Japanese Through Pokémon: Too Many Turtles

Japanese Through Pokémon is a column dedicated to exploring the Japanese language through the context of Pokémon. Our goals are two-fold: help our readers gain a more well-rounded understanding of the series by learning about its Japanese roots and also to help people learn more about the Japanese language itself. This is written without any expectation of readers having knowledge about the language and if anything is unclear, let us us know down in the comments! 

Continuing Class

Don’t forget we’ve already covered the basics and also talked about Poké Marts! Today I’d also like to share some other Japanese resources that I like:

  • Tofugu: a blog with lots of articles about Japan which also owns two separate Japanese learning websites
  • Romy Sensei: Blog that sends out emails with interesting Japanese phrases multiple times as week

Pokémon #004-006

Squirtle is known in Japanese as ゼニガメ (ze-ni-ga-me, Zenigame). Not unlike Charmander, Squirtle’s Japanese name is very literal and comes from a reptile commonly found throughout the country: the common pond turtle, zenigame. Curious to see what its namesake looks like? Here’s a picture courtesy of a Japanese blog:

The sort of small turtles are a staple of Japanese pet shops and can sometimes even be found as prizes at festivals (luckily less common today than it used to be). かめ (ka-me) is the Japanese word for turtle and becomes the “がめ” (ga-me) of ゼニガメ through sequential voicing. The kanji for turtle is 亀 and if you look carefully the character does indeed resemble a turtle with its head and tail sticking out of a ‘shell’!

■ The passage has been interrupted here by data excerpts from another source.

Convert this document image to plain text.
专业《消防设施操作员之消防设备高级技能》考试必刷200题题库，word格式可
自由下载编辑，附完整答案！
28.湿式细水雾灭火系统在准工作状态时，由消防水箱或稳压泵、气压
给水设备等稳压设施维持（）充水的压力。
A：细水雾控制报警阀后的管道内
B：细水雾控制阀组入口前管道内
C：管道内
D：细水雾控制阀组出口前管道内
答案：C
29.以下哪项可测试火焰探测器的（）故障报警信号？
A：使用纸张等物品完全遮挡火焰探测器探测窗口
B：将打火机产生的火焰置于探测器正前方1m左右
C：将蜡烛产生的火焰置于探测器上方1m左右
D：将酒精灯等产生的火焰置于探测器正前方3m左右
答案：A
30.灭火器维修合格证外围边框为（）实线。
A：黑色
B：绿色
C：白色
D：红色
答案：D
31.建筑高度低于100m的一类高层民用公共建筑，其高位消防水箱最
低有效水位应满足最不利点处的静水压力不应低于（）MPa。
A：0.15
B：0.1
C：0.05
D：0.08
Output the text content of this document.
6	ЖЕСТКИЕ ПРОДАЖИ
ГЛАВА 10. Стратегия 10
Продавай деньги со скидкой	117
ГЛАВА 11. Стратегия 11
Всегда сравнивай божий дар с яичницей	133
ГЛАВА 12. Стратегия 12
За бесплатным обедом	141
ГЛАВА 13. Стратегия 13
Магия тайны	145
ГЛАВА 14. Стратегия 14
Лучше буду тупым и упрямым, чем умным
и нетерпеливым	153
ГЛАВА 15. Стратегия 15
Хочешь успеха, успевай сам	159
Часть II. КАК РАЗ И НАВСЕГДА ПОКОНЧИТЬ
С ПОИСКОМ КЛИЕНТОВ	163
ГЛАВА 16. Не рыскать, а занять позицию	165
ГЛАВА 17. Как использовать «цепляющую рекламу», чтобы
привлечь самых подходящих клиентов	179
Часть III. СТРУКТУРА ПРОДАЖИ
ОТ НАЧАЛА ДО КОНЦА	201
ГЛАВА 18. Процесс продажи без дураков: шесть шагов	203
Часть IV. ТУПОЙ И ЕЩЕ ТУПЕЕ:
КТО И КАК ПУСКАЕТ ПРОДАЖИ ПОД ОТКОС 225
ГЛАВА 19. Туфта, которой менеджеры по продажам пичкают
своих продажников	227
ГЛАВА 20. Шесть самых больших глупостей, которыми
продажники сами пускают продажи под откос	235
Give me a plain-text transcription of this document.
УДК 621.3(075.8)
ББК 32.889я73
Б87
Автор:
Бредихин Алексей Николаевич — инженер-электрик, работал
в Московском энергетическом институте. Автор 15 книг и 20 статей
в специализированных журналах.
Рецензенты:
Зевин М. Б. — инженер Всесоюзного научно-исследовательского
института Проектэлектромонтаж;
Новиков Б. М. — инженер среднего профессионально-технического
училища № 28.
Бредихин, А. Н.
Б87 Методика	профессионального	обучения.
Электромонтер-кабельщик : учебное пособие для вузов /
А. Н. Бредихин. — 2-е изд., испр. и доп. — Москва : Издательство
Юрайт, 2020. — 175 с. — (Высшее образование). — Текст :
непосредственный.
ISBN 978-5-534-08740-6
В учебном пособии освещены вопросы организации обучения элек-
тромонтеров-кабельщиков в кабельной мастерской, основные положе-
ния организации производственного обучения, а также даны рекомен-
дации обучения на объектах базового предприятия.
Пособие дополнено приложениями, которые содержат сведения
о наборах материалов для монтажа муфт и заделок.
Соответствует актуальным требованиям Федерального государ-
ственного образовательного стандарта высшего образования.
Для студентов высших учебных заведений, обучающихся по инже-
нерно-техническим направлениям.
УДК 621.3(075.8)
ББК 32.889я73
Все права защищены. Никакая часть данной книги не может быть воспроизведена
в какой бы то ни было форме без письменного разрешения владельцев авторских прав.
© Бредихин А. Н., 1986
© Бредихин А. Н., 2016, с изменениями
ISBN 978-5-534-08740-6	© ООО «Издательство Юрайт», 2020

Wartortle, the fearsome warrior turtle, is perhaps almost as ferocious in its Japanese name which is カメール (ka-mee-ru, Kameeru) [note: that’s mee as in meeh remember]. The most likely inspiration for its name is the Japanese word for “to bite” which is 噛める (かめる, ka-me-ru) which has had the second phonetic syllable elongated. This is also probably a play on tail, テール (tee-ru), which is a distinct feature of Wartortle. A third Japanese vocabulary word which can be found is turtle which we just mentioned above. Can you find it? Yup, カメ (ka-me) is right at the beginning of its name!

Blastoise‘s name references its cannons and (questionable) tortoise heritage, but in Japanese it is known as カメックス (ka-me-kku-su, Kamekkusu). There’s no long-winded explanation here, it seems to just be turtle (かめ, ka-me) and MAX (マックス, ma-kku-su) squished together. In fact the romanization of its name is officially Kamex which makes it more easy to see the max-like nature of its moniker.


At the end of a “lesson” we’ll try to highlight the important words. Normally we will write them in kanji with the hiragana, katakana and English syllables in parenthesis (in that order).

  • 亀 (かめ・カメ・ka-me): turtle
  • 噛める (かめる・ka-me-ru): to bite
  • テール (tee-ru): tail

Wrapping Up

Sorry for the short lesson today! Mostly motivated to post so you know I’m still dedicated to increasing your Japanese knowledge and cultural understanding! I’m actually moving in Japan right now which is most definitely not the most fun use of my language skills.

Until next time, keep studying!

Extra Credit

You may remember the Squirtle Squad from the anime and the iconic black garb they wore while putting out a forest fire that threatened the town they were harassing. That was based off of what ancient Japanese firefighters wore during the Edo period (first image courtesy of an Etsy listing)!